While Chinese-Canadian relations should be encouraged and trade is a form of constructive engagement, the trade mission cannot proceed as if this is business as usual. The protection and promotion of human rights must be a priority on the Canadian agenda, an expression of who we are and what we do.

As one who acted as counsel to Professor Zhang, I take this opportunity to thank all members of this place and, in particular, the ministers of the Department of Foreign Affairs and International Trade for their assistance in this matter.

Human Rights February 1st, 2001

Mr. Speaker, I have just returned from heading the Canadian delegation to the Stockholm International Forum, whose purpose included the legal, educational, media and community strategies needed to combat racism, xenophobia, anti-Semitism and related forms of intolerance.

In particular, the conference concluded that, first, this growing intolerance constitutes a threat to democratic societies and a variety of legal remedies is needed to combat it. An international commission of what the Swedish prime minister called “global legal talent” is being set up to draft model legal remedies.

Second, hate on the Internet, particularly the cyber hate targeting and recruiting of children, has proliferated from one hate site in 1995 to over 2,500 today, requiring creative responses.

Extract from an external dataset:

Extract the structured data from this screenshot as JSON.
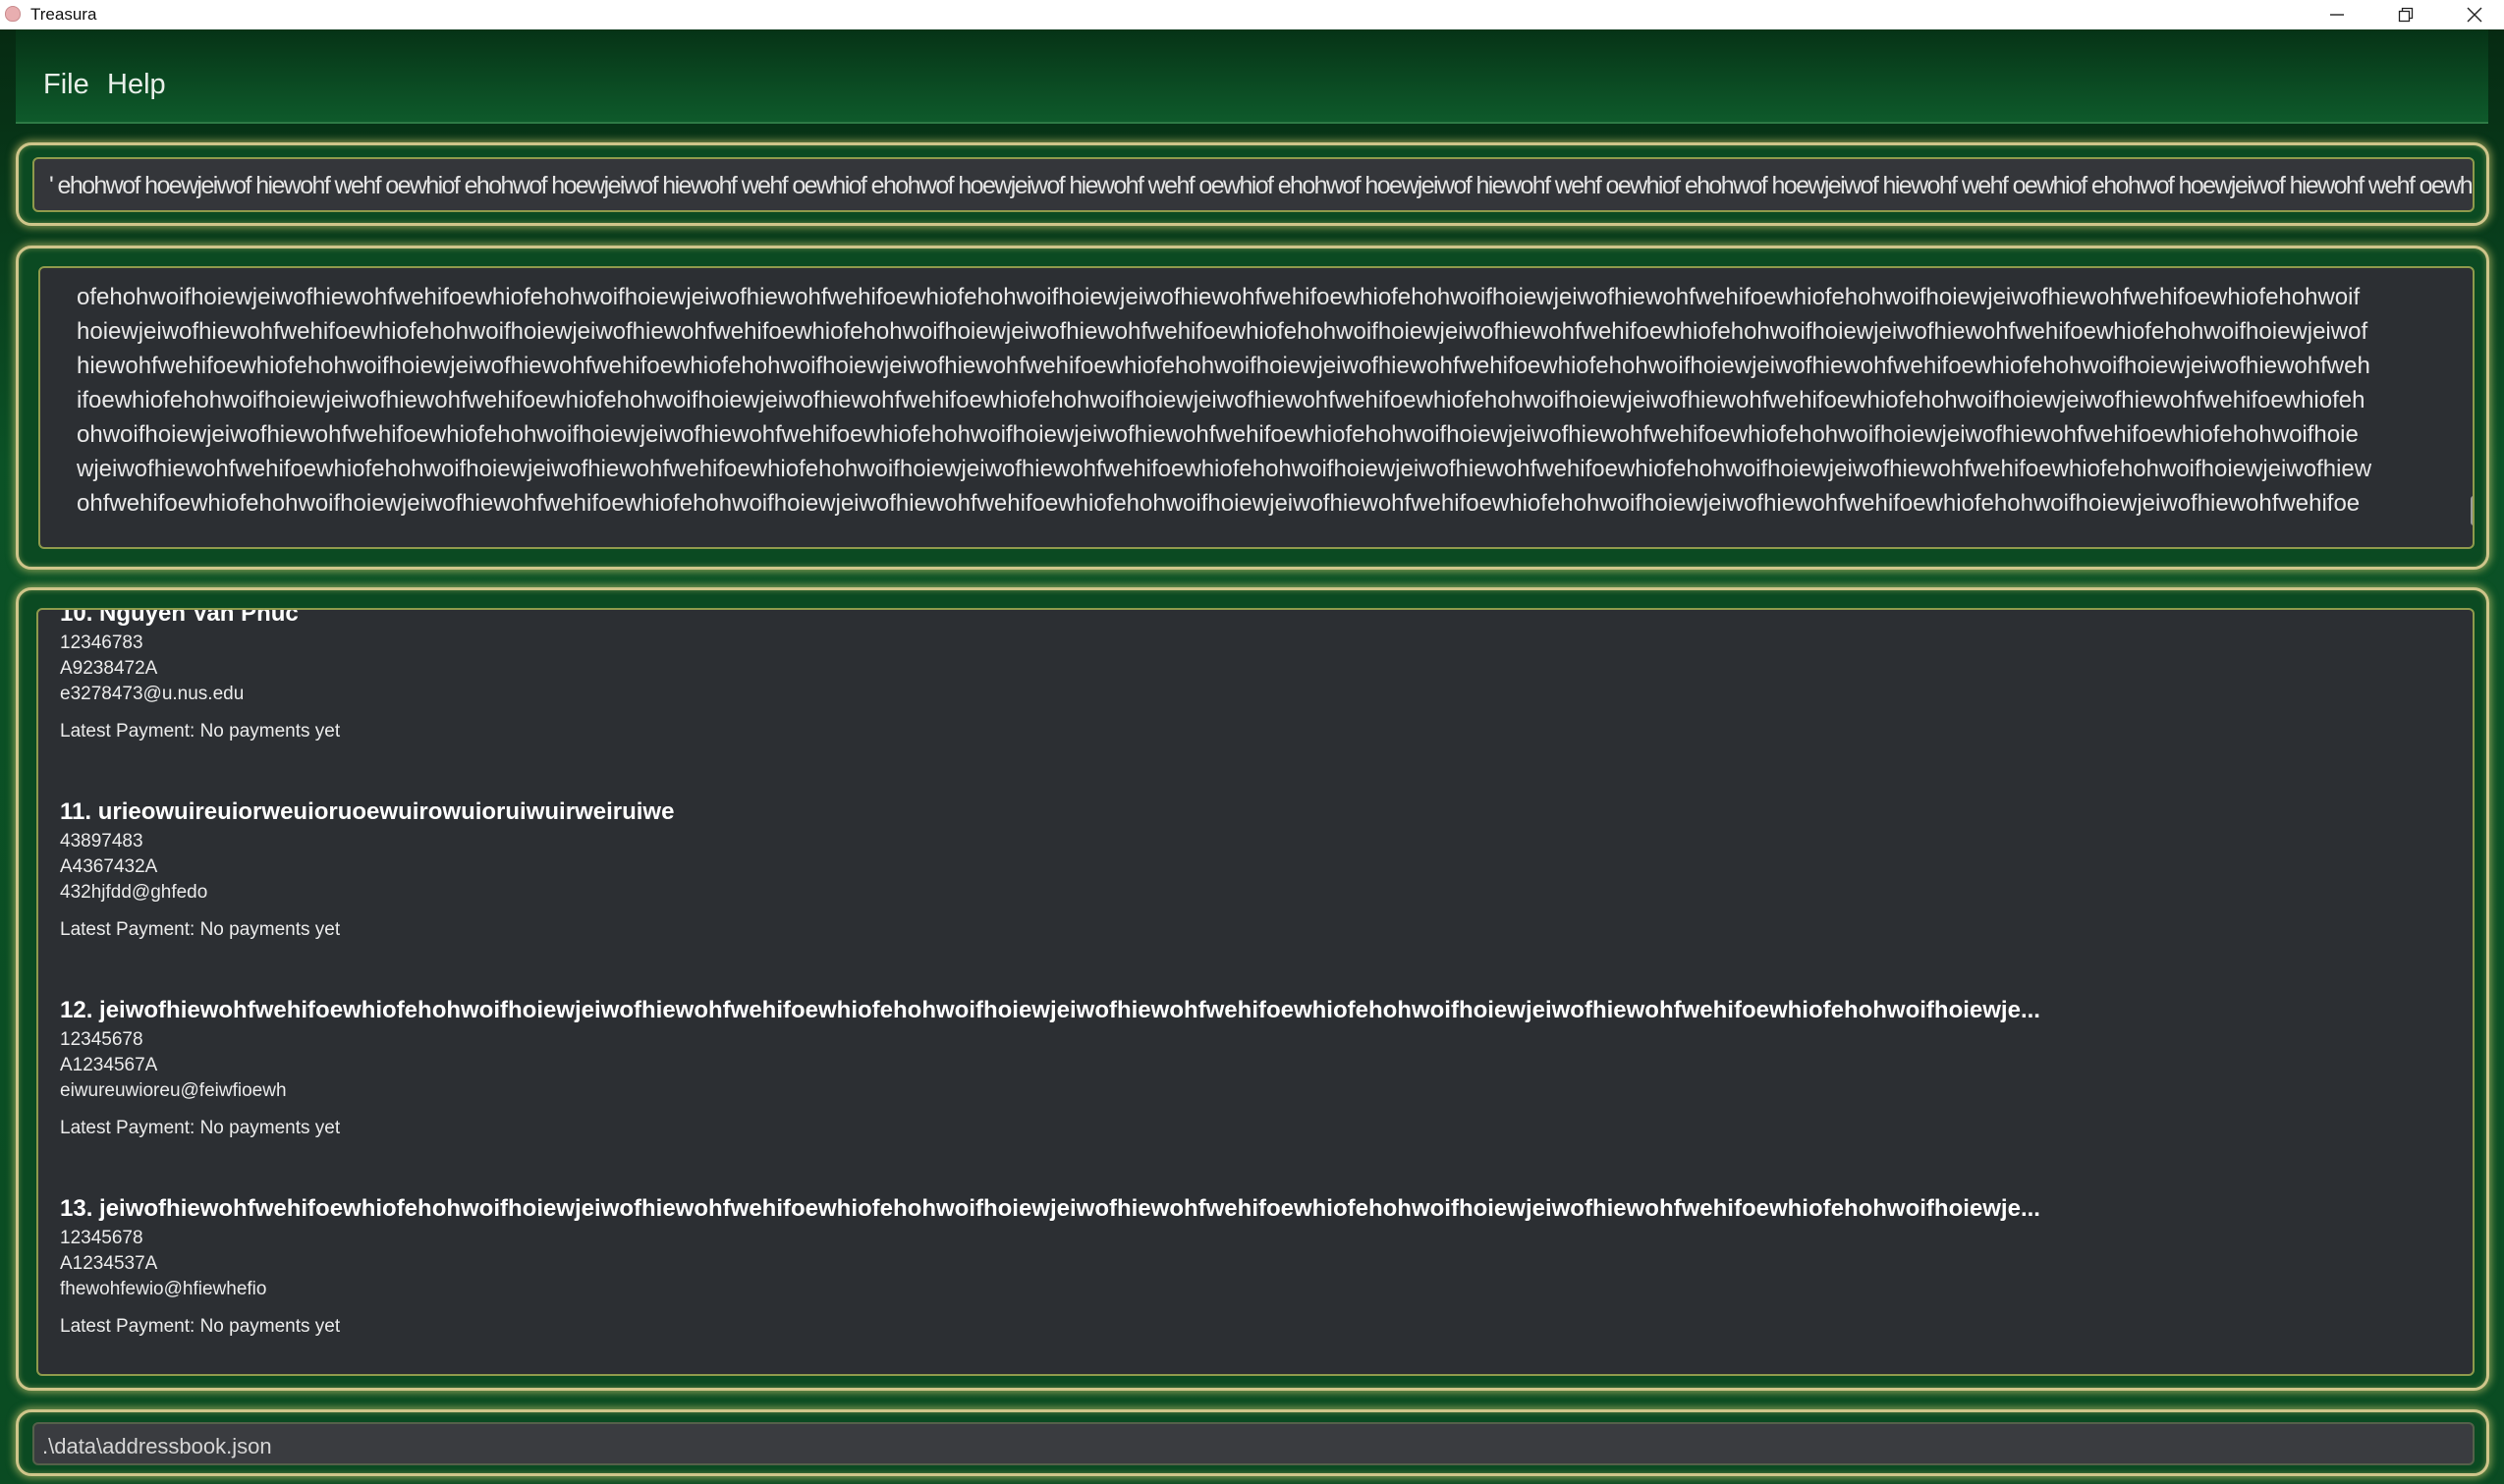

Third, racist, xenophobic and exclusionary attitudes toward immigrants, refugees, migrant workers and minorities, as well as the discrimination and denigration of l'étrangère, need to be combated.

Fourth, an educational strategy to combat intolerance is needed, organized around holocaust, anti-racist, multicultural and human rights awareness.

The time has come, concluded the forum, to move from words to deeds.

Equal Rights October 20th, 2000

Mr. Speaker, this has been an historic week for women's rights, from the women's march against poverty and violence to the commemoration on Parliament Hill of the Persons case and the Famous Five, the whole inspired by notions of equality and justice for all.

The lessons globally and domestically are clear that women's rights must be a priority on our public agenda as a matter of principle and policy, that women's rights are human rights and that there are no rights if they do not include the rights of women. As Nellie McClung and the Famous Five put it, “no nation can rise above its women. The degradation of any woman is a degradation of us all”.

The struggle for human rights, for women's rights, for equality, is the struggle for ourselves. In what we say and, more importantly, in what we do in this case and the cause for equality in general and women's rights in particular, we will be making a statement about ourselves as a people. We will be making a statement about ourselves.

The Late Right Hon. Pierre Elliott Trudeau October 5th, 2000

Mr. Speaker, on behalf of the constituents of Mount Royal, for whom Pierre Elliott Trudeau will always be the most distinguished and esteemed MP, may I express my condolences to the Trudeau family at this moment of private and public mourning.

Pierre Elliott Trudeau, whom I knew for some 40 years as colleague, confrere and friend, was a unique combination of intellect, integrity, passion, wit and commitment. But the thing I remember most, and what I believe touched Canadians the most, was his personal courage and his moral courage inspired by a vision not only of who we were but what we might aspire to be.

It was this vision and the courageous pursuit of this vision that found expression in an enduring legacy of a more just society whose centrepiece is the charter of rights and freedoms and the values that underpin it.

While we mourn the passing of Canada's greatest statesman and citizen of the world, let us celebrate and be inspired by the heroic life he lived.